While I didn’t expect Shayne Wang would be able to tell me anything about who was being hired, he was keen to point out that Ren was pushing hard for his choice as manager. I can remember saying that Wang needed to tell Ren to speak less and listen more to other people, which made Wang laugh as he said it was Ren’s character to be the person he is.
As it turned out, Wang was the one at the time pushing for Bowyer to be appointed.
If Bowyer can do a good job and ensure Blues don’t go down in the next nine games, regardless of his background Wang is going to gain some “face” from this episode in the Blues saga.
Ren’s discomfort continued on Saturday.
As Blues did their best to try to contain Watford on the pitch, a plane appeared in the skies above Vicarage Road. Towed behind the plane was the message “By order of Blues Fans, Dong must go.”
Having focused on the message, Sky switched their camera to the CEO in the stands. While his mask made it hard to see his expression, it’s clear that the plane had caught his eye. Two seats to Ren’s left, Shayne Wang remained focused on the game.
While there have been the usual complaints of protest smacking of those B6 types, along with some discussion of how cringeworthy it is to co-opt the language of Peaky Blinders into the message, there is no doubt that it has been seen by many.
On Soccer Saturday on Sky Sports News, Paul Merson waded into the discussion.
A plane’s been going over the top with ‘Dong out’ – is that his name, Dong – yeah, by order of Blues fans Dong must go. I mean wait til the end of the season, don’t do that with eight games to go. The bloke’s put in all his money, I know it hasn’t worked out and he hasn’t done anything really, not been great so far, wait til end of the season, doing that is just going to wind up the owners. So for me – poor.
Although I will grant that I wouldn’t expect Paul Merson to have any idea of what is happening at Blues, Merson’s lack of knowledge about Ren’s role at the club only highlights how difficult to understand the ownership situation is.
Even now, I see people on Twitter with “TTA OUT” as a hashtag, despite the reality that Trillion Trophy Asia is second to Vong Pech in actual percentage of the club owned, and the fact that neither TTA nor Paul Suen has put a penny into Blues in at least three years.
Likewise, there is a divide between fans who think momentum needs to be seized upon and protest against Ren needs to continue, and those who think it’s distracting from matters on the pitch and that it should be saved until Blues are safe from relegation.
I’ll be honest and say that in the past I’ve definitely held back from publishing things online because I didn’t want to be seen as a distraction from focus on the pitch.
During the first matches of Monk’s reign I’d heard that it was likely Blues were going to be embargoed that summer, but I kept my mouth shut because I didn’t think it was the right time to say anything.
As people will recall, Neil Moxley caught the flak for that for publishing a piece about it on the final day of the season.
However, I think there is a point where the problems off the pitch are affecting the stuff on it.

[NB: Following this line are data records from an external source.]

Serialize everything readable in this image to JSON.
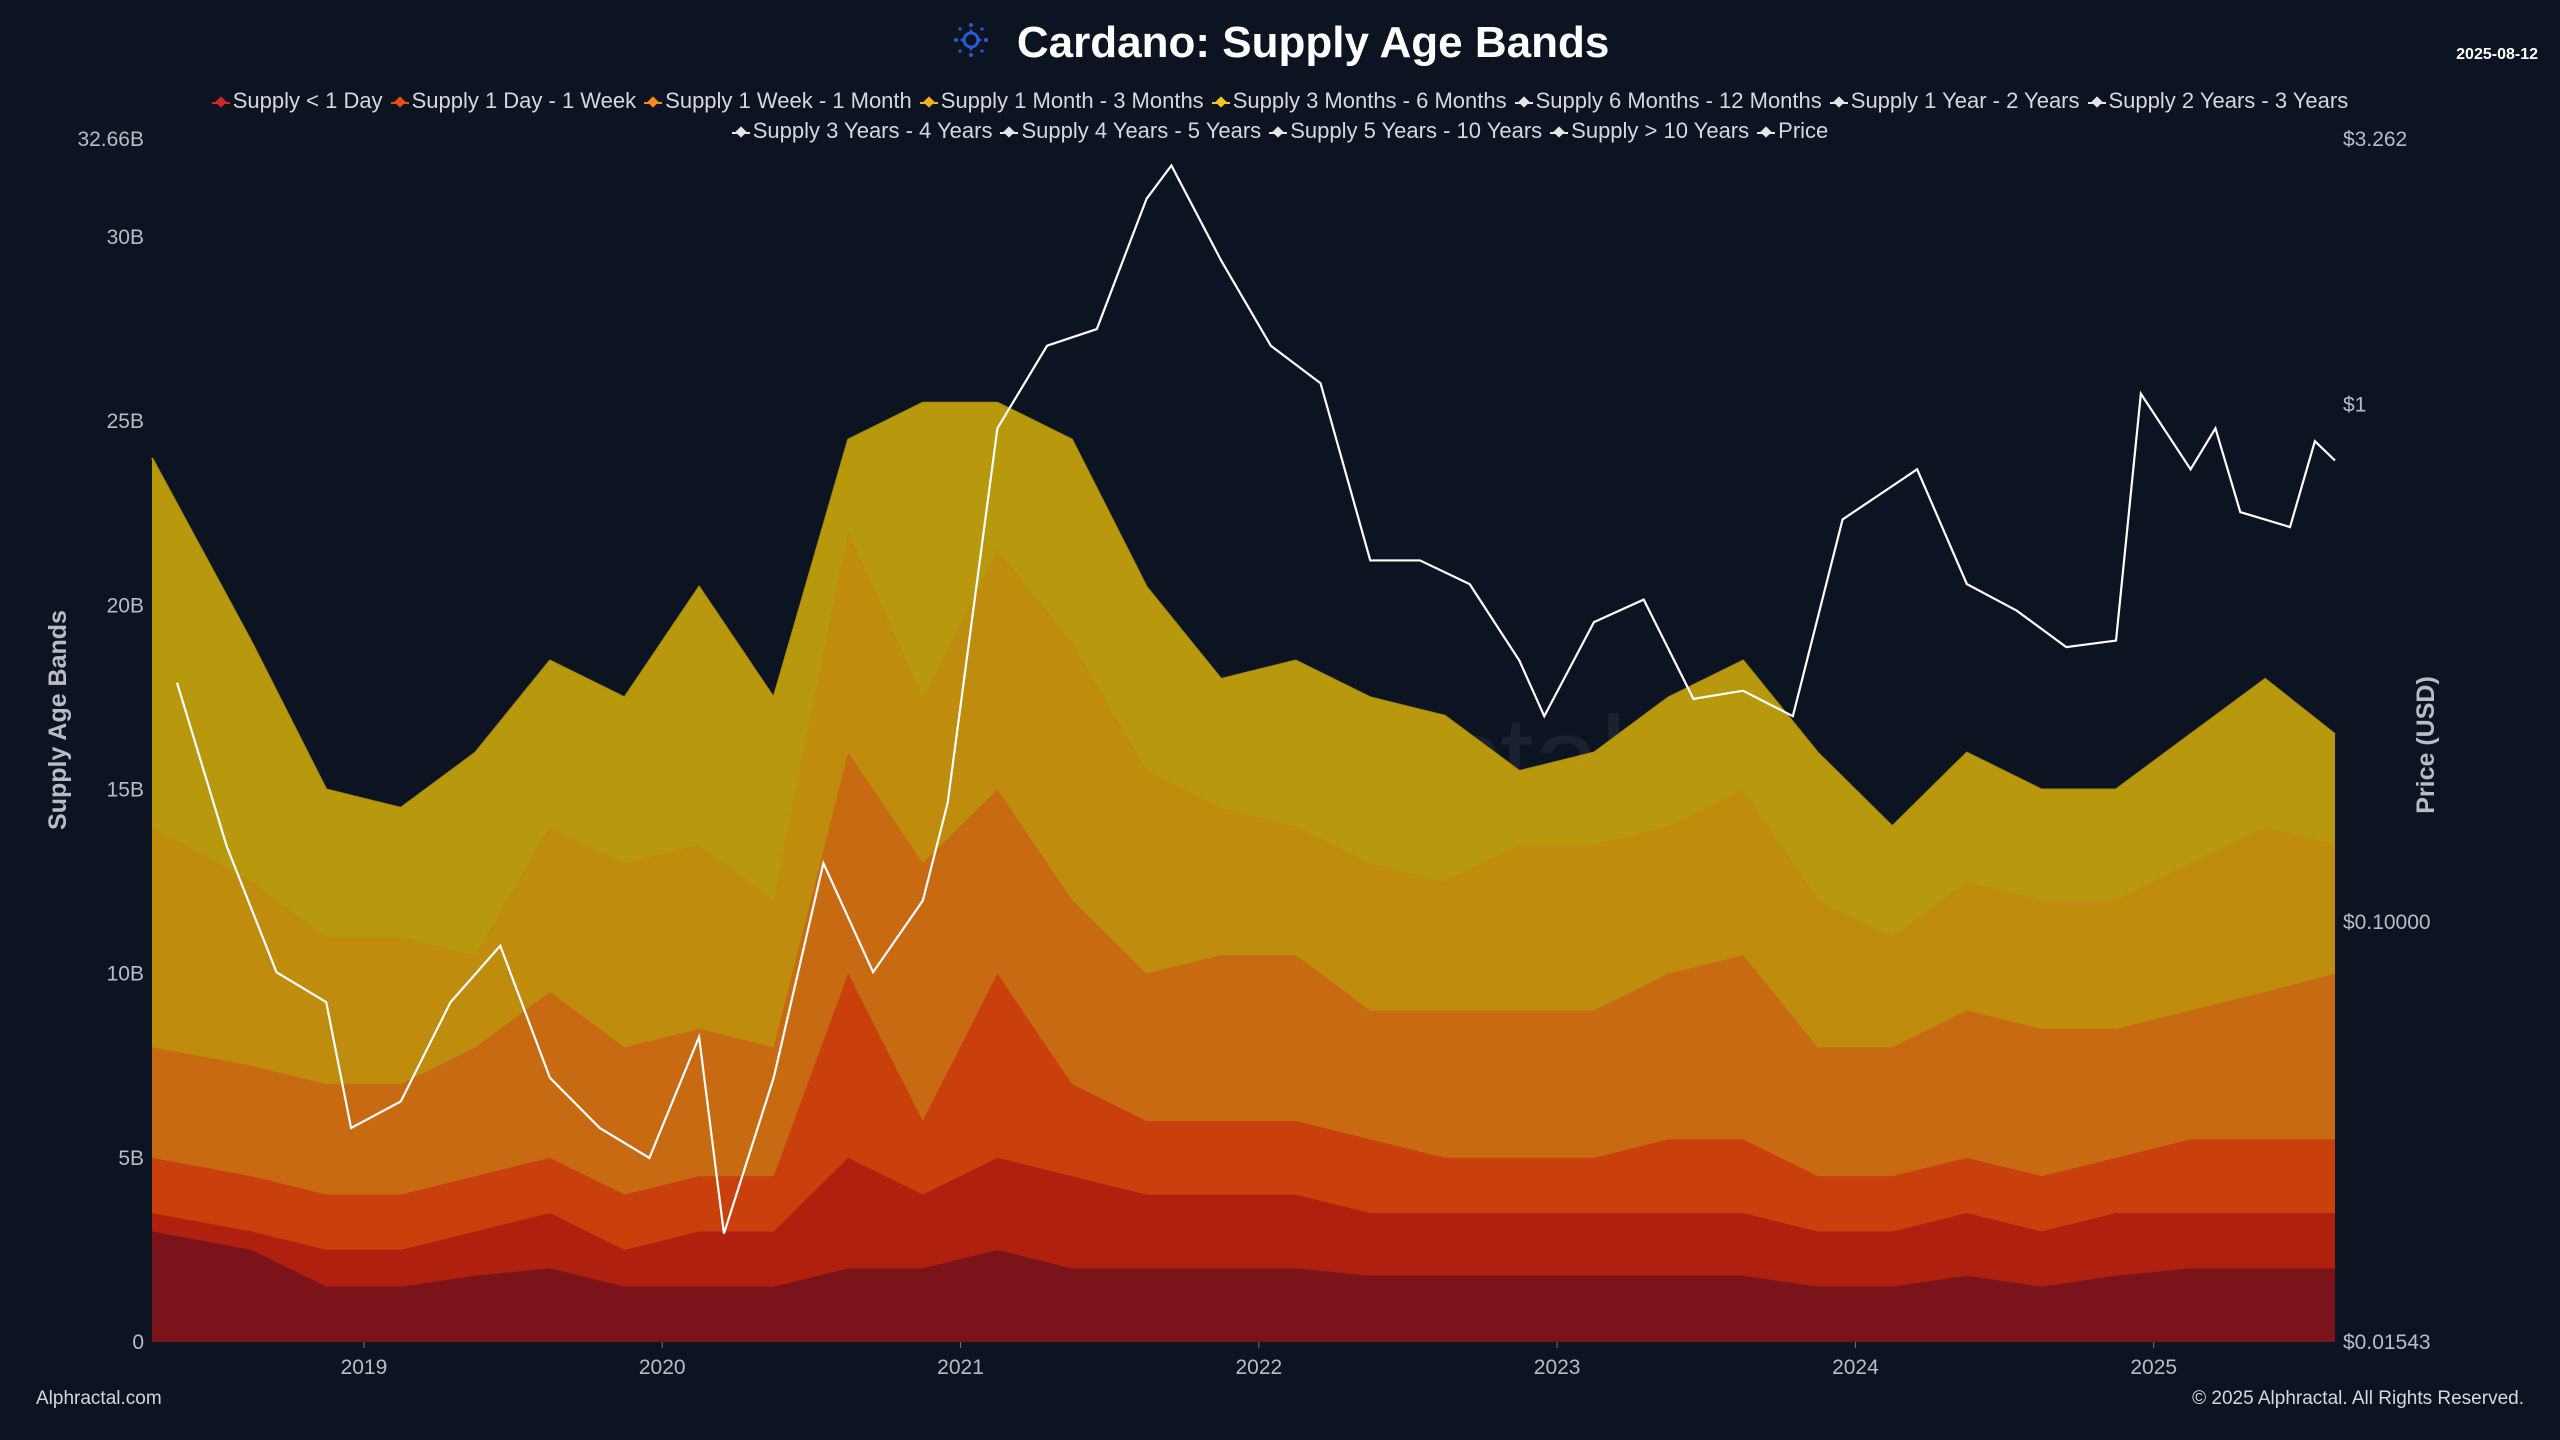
{
  "header": {
    "title": "Cardano: Supply Age Bands",
    "date": "2025-08-12",
    "logo": "cardano-logo-icon"
  },
  "footer": {
    "left": "Alphractal.com",
    "right": "© 2025 Alphractal. All Rights Reserved.",
    "watermark": "Alphractal"
  },
  "chart_data": {
    "type": "area",
    "stacked": true,
    "title": "Cardano: Supply Age Bands",
    "ylabel": "Supply Age Bands",
    "y2label": "Price (USD)",
    "ylim": [
      0,
      32.66
    ],
    "y_ticks": [
      "0",
      "5B",
      "10B",
      "15B",
      "20B",
      "25B",
      "30B",
      "32.66B"
    ],
    "y_tick_values": [
      0,
      5,
      10,
      15,
      20,
      25,
      30,
      32.66
    ],
    "y2_scale": "log",
    "y2lim": [
      0.01543,
      3.262
    ],
    "y2_ticks": [
      "$0.01543",
      "$0.10000",
      "$1",
      "$3.262"
    ],
    "y2_tick_values": [
      0.01543,
      0.1,
      1,
      3.262
    ],
    "x_ticks": [
      "2019",
      "2020",
      "2021",
      "2022",
      "2023",
      "2024",
      "2025"
    ],
    "grid": false,
    "legend_position": "top",
    "legend": [
      {
        "name": "Supply < 1 Day",
        "color": "#d0262a"
      },
      {
        "name": "Supply 1 Day - 1 Week",
        "color": "#f04a14"
      },
      {
        "name": "Supply 1 Week - 1 Month",
        "color": "#f78a1a"
      },
      {
        "name": "Supply 1 Month - 3 Months",
        "color": "#f2b21c"
      },
      {
        "name": "Supply 3 Months - 6 Months",
        "color": "#f0c61e"
      },
      {
        "name": "Supply 6 Months - 12 Months",
        "color": "#e6e6e6"
      },
      {
        "name": "Supply 1 Year - 2 Years",
        "color": "#e6e6e6"
      },
      {
        "name": "Supply 2 Years - 3 Years",
        "color": "#e6e6e6"
      },
      {
        "name": "Supply 3 Years - 4 Years",
        "color": "#e6e6e6"
      },
      {
        "name": "Supply 4 Years - 5 Years",
        "color": "#e6e6e6"
      },
      {
        "name": "Supply 5 Years - 10 Years",
        "color": "#e6e6e6"
      },
      {
        "name": "Supply > 10 Years",
        "color": "#e6e6e6"
      },
      {
        "name": "Price",
        "color": "#e6e6e6"
      }
    ],
    "x": [
      "2018-05",
      "2018-08",
      "2018-11",
      "2019-02",
      "2019-05",
      "2019-08",
      "2019-11",
      "2020-02",
      "2020-05",
      "2020-08",
      "2020-11",
      "2021-02",
      "2021-05",
      "2021-08",
      "2021-11",
      "2022-02",
      "2022-05",
      "2022-08",
      "2022-11",
      "2023-02",
      "2023-05",
      "2023-08",
      "2023-11",
      "2024-02",
      "2024-05",
      "2024-08",
      "2024-11",
      "2025-02",
      "2025-05",
      "2025-08"
    ],
    "series": [
      {
        "name": "Supply < 1 Day",
        "fill": "#7a141a",
        "values": [
          3,
          2.5,
          1.5,
          1.5,
          1.8,
          2,
          1.5,
          1.5,
          1.5,
          2,
          2,
          2.5,
          2,
          2,
          2,
          2,
          1.8,
          1.8,
          1.8,
          1.8,
          1.8,
          1.8,
          1.5,
          1.5,
          1.8,
          1.5,
          1.8,
          2,
          2,
          2
        ]
      },
      {
        "name": "Supply 1 Day - 1 Week",
        "fill": "#b0200f",
        "values": [
          0.5,
          0.5,
          1,
          1,
          1.2,
          1.5,
          1,
          1.5,
          1.5,
          3,
          2,
          2.5,
          2.5,
          2,
          2,
          2,
          1.7,
          1.7,
          1.7,
          1.7,
          1.7,
          1.7,
          1.5,
          1.5,
          1.7,
          1.5,
          1.7,
          1.5,
          1.5,
          1.5
        ]
      },
      {
        "name": "Supply 1 Week - 1 Month",
        "fill": "#c9400c",
        "values": [
          1.5,
          1.5,
          1.5,
          1.5,
          1.5,
          1.5,
          1.5,
          1.5,
          1.5,
          5,
          2,
          5,
          2.5,
          2,
          2,
          2,
          2,
          1.5,
          1.5,
          1.5,
          2,
          2,
          1.5,
          1.5,
          1.5,
          1.5,
          1.5,
          2,
          2,
          2
        ]
      },
      {
        "name": "Supply 1 Month - 3 Months",
        "fill": "#c86a12",
        "values": [
          3,
          3,
          3,
          3,
          3.5,
          4.5,
          4,
          4,
          3.5,
          6,
          7,
          5,
          5,
          4,
          4.5,
          4.5,
          3.5,
          4,
          4,
          4,
          4.5,
          5,
          3.5,
          3.5,
          4,
          4,
          3.5,
          3.5,
          4,
          4.5
        ]
      },
      {
        "name": "Supply 3 Months - 6 Months",
        "fill": "#c08c0e",
        "values": [
          6,
          5,
          4,
          4,
          2.5,
          4.5,
          5,
          5,
          4,
          6,
          4.5,
          6.5,
          7,
          5.5,
          4,
          3.5,
          4,
          3.5,
          4.5,
          4.5,
          4,
          4.5,
          4,
          3,
          3.5,
          3.5,
          3.5,
          4,
          4.5,
          3.5
        ]
      },
      {
        "name": "Supply 6 Months - 12 Months",
        "fill": "#b8980c",
        "values": [
          10,
          6.5,
          4,
          3.5,
          5.5,
          4.5,
          4.5,
          7,
          5.5,
          2.5,
          8,
          4,
          5.5,
          5,
          3.5,
          4.5,
          4.5,
          4.5,
          2,
          2.5,
          3.5,
          3.5,
          4,
          3,
          3.5,
          3,
          3,
          3.5,
          4,
          3
        ]
      }
    ],
    "price": {
      "name": "Price",
      "x": [
        "2018-05",
        "2018-07",
        "2018-09",
        "2018-11",
        "2018-12",
        "2019-02",
        "2019-04",
        "2019-06",
        "2019-08",
        "2019-10",
        "2019-12",
        "2020-02",
        "2020-03",
        "2020-05",
        "2020-07",
        "2020-09",
        "2020-11",
        "2020-12",
        "2021-02",
        "2021-04",
        "2021-06",
        "2021-08",
        "2021-09",
        "2021-11",
        "2022-01",
        "2022-03",
        "2022-05",
        "2022-07",
        "2022-09",
        "2022-11",
        "2022-12",
        "2023-02",
        "2023-04",
        "2023-06",
        "2023-08",
        "2023-10",
        "2023-12",
        "2024-03",
        "2024-05",
        "2024-07",
        "2024-09",
        "2024-11",
        "2024-12",
        "2025-02",
        "2025-03",
        "2025-04",
        "2025-06",
        "2025-07",
        "2025-08"
      ],
      "values": [
        0.29,
        0.14,
        0.08,
        0.07,
        0.04,
        0.045,
        0.07,
        0.09,
        0.05,
        0.04,
        0.035,
        0.06,
        0.025,
        0.05,
        0.13,
        0.08,
        0.11,
        0.17,
        0.9,
        1.3,
        1.4,
        2.5,
        2.9,
        1.9,
        1.3,
        1.1,
        0.5,
        0.5,
        0.45,
        0.32,
        0.25,
        0.38,
        0.42,
        0.27,
        0.28,
        0.25,
        0.6,
        0.75,
        0.45,
        0.4,
        0.34,
        0.35,
        1.05,
        0.75,
        0.9,
        0.62,
        0.58,
        0.85,
        0.78
      ]
    }
  }
}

Last summer we saw protests against Ren as the team struggled in the “Project Restart” period as it became apparent that Ren had been interfering with training and pressurising Clotet on team selections.
While I think the main problem on the pitch has been resolved with the ouster of Karanka, I can also see reason in the idea that it’s daft to give up when momentum is there and when media attention is somewhat focused on the club.
As it happens, the international break has probably come at a good time for us all.
For Lee Bowyer, it’s a two-week period to get a proper look at the squad; to maybe play some of the fringe players in an u23 game or behind closed doors friendly and to instil some confidence and belief in the squad.
For the board, I think they should use this two week hiatus to reassess the club as a whole and maybe consider if it would be an idea to spread the load a bit from Ren – or even to bring in some outside assistance to help ensure better decisions can be made.